# To Cover Or Not To Cover?



## new buyer (Aug 28, 2006)

Hi everyone
We have to decide to cover or not to cover. We've heard many conflicting opinions. Some say do it and others say that they have heard of people getting damage from the cover (?). We thought we'd go to the best source....Outback owners!!!!!!!!! We live in a windy, snowy area! What do you guys (gals) think? Thanks for the advice!!!!!!!

Kim & Allen


----------



## CamperAndy (Aug 26, 2004)

I would say NO. Wind can rip the cover and the constant movement against the trailer can rub spots into the finish.

A good wax job is all you need on the finish to keep it protected.


----------



## h2oman (Nov 17, 2005)

Here in SoCal the sun and dry weather are brutal. So, I cover. Since there are covers made for all types of areas they can't be bad. They certainly cannot hurt or the companies that make them would go broke. So, I believe I have conclusively not answered your question. Think nothing of it.


----------



## battalionchief3 (Jun 27, 2006)

I figure to wash and wax then cover. Leaves around here will stain the roof and UV light breaks down everything. I would rather the cover break down over time, not my camper. If I had a few rub marks I feel this would be ok verses stains from leaves or the premature breakdown of the sealent.


----------



## CamperDC (Oct 30, 2003)

This has been a debate here since I joined back in 2003. Not sure there is a correct answer for this one. I had considered one for several years but for one reason or another I did not make the leap. This year however, one of my good friends sold their TT and their cover fit my OB so they sold me the cover for real cheap. This winter will be the first winter my OB will have a cover. So in the spring I will know for sure. From what I have seen over the years, most everyone who has made the purchase has been happy with it. There are a few that have reported damage due to wind so, if you store your unit somewhere other then your home, you need to make plans to visit it on occasion to keep tabs on the cover. I keep my OB at home so if the cover has an issue I will be able to react real quick so the OB does not get damaged.

Good Luck


----------



## Thor (Apr 7, 2004)

I am on the do not cover side. I do cover my tires.

Thor


----------



## cookie9933 (Feb 26, 2005)

Next year when this topic comes up again, we will have some feedback concerning abrasion damage or not.

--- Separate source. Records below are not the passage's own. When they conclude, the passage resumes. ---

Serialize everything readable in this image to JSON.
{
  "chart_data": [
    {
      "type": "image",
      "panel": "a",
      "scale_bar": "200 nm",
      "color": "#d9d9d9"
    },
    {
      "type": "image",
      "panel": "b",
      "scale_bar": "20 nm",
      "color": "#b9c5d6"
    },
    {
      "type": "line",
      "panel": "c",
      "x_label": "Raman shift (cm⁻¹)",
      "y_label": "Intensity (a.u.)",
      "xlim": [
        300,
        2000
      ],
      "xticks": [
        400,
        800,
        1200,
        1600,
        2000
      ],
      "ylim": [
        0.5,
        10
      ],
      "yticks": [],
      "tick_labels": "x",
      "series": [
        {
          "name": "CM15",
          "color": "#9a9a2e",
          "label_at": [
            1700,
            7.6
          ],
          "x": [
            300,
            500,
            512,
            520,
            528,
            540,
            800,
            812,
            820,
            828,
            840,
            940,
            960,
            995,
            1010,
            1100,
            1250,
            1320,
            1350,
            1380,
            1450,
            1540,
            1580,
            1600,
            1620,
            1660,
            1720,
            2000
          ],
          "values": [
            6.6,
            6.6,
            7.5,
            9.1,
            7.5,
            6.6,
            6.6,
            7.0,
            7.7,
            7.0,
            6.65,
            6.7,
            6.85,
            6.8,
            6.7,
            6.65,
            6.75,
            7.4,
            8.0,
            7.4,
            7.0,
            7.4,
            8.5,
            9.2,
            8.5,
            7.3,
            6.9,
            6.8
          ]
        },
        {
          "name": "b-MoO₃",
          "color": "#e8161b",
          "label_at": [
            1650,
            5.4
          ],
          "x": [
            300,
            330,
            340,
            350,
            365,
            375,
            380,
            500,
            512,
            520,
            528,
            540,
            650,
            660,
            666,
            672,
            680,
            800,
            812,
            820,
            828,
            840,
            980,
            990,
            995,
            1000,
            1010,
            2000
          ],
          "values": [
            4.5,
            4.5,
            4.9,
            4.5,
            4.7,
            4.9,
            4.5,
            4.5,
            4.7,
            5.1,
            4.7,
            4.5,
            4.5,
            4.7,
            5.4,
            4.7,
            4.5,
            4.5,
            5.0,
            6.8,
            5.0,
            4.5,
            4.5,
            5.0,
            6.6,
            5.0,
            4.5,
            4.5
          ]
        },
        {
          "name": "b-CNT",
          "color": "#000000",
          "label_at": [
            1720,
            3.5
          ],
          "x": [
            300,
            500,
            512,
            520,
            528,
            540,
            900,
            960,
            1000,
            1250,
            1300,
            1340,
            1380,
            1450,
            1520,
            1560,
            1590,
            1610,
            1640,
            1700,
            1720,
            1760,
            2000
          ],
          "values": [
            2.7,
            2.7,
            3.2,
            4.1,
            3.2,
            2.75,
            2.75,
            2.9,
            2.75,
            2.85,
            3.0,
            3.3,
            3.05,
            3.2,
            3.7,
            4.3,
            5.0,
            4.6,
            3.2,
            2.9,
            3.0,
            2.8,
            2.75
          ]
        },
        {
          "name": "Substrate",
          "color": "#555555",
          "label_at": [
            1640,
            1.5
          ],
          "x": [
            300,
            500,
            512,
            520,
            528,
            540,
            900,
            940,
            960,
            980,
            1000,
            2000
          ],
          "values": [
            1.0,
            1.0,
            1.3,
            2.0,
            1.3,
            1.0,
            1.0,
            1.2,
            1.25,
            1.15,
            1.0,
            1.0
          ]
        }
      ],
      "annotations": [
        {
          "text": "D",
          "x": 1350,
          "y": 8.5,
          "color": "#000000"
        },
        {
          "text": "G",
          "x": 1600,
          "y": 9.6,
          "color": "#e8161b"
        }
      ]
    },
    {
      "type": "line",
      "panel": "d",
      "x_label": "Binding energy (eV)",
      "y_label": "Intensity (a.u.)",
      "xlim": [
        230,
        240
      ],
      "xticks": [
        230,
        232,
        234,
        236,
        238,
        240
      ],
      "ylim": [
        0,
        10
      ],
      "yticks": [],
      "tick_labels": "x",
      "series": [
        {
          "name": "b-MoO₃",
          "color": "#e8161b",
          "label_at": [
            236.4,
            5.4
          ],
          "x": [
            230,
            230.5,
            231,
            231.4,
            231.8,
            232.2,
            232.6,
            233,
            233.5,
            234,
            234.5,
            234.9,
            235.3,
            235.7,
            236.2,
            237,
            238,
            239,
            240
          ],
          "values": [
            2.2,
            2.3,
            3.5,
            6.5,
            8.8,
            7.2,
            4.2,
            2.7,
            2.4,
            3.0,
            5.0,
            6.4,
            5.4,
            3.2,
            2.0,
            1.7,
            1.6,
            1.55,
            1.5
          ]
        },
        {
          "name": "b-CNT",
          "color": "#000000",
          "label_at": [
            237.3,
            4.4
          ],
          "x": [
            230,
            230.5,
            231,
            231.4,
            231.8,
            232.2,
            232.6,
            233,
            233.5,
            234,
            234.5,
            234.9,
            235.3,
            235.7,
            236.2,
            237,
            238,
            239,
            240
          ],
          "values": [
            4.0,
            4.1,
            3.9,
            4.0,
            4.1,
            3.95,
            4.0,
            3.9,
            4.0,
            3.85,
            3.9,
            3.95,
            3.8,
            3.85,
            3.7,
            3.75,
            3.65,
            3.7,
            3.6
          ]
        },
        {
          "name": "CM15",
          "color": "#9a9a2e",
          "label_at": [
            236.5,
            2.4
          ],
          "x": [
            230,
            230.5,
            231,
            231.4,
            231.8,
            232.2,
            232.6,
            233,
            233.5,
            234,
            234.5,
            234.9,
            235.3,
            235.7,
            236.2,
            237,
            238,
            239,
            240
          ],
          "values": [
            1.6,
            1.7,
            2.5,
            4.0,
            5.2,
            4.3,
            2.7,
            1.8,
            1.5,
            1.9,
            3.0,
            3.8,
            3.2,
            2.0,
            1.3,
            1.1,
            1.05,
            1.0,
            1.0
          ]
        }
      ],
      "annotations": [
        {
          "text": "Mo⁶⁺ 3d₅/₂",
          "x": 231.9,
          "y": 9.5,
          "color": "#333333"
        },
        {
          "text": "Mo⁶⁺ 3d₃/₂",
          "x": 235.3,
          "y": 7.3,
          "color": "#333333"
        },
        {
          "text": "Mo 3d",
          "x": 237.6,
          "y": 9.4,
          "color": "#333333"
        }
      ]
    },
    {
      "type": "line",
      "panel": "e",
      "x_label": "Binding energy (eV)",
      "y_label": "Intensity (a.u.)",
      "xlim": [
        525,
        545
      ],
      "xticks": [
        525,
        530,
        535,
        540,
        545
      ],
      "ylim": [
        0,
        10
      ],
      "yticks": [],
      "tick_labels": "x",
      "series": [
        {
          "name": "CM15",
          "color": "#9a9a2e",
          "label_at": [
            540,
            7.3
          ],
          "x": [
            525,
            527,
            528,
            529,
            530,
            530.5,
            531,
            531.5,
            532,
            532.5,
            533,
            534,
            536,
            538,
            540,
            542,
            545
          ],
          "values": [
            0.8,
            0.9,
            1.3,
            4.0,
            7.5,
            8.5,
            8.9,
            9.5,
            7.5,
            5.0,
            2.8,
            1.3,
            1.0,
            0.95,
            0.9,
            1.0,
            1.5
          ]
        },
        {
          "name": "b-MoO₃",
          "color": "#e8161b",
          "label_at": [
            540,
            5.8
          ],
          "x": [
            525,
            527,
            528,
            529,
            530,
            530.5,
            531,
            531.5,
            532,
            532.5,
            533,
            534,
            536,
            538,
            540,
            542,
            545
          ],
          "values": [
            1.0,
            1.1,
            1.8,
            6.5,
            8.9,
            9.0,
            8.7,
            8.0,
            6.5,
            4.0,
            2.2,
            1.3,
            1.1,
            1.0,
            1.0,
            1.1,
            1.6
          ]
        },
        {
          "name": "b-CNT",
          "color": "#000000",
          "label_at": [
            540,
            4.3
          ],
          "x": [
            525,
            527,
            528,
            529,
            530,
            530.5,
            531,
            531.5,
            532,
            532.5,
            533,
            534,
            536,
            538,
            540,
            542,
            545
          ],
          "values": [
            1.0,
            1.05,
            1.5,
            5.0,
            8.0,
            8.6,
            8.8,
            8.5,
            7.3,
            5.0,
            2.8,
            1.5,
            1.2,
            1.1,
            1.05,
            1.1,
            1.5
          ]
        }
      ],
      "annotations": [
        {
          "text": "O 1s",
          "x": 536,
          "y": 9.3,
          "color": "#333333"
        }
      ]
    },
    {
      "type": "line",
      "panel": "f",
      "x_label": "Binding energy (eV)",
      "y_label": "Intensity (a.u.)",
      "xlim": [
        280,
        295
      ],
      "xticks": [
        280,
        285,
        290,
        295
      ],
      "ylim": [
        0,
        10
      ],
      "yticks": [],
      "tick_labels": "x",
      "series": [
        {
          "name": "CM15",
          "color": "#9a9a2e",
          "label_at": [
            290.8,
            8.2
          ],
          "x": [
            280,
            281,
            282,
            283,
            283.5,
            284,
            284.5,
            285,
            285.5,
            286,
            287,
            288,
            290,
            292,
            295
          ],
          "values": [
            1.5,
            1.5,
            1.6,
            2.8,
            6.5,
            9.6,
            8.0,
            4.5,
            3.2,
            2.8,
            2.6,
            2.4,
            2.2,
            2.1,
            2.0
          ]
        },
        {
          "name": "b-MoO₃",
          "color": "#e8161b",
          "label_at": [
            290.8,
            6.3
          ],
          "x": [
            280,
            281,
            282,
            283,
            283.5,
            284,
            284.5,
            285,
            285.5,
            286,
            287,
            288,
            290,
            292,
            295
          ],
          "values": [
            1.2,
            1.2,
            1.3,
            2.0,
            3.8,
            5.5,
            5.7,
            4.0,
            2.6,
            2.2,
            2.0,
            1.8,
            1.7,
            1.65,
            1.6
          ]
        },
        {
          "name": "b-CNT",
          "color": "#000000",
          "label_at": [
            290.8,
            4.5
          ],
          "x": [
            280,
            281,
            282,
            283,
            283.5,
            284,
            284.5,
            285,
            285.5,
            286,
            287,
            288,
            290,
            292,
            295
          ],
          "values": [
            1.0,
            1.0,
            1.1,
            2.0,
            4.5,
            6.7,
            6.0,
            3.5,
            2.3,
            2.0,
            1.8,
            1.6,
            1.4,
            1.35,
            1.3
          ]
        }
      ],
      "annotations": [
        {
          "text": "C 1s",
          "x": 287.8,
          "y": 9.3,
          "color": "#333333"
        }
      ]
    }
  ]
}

We have a ADCO cover being shipped from Camping World. By next week, the Outback will be undercover.

Bill


----------



## H2oSprayer (Aug 5, 2006)

I had that same question when we purchased our OB a few years back. I decided to cover. I wish I wouldn't have. Although the cover provided several places along the bottom to secure it as well as the ability to cinch the front and rear tight, I was unable to get it just right. After uncovering the OB in the spring, I found that where the cover makes the corner of the OB there was a white trim piece that had the paint rubbed off. I have since found out that our local fairgrounds offers indoor storage in a clean, newer building with cement floors for $300 per season. In my opinion, you can't beat that. I know $300 is probably about how much you would spend for a cover that would last for several years. But, that's cheap compared to having to repair water damage from the snow piling up on the roof. 
Long story short: Look for other options that may be available to you.


----------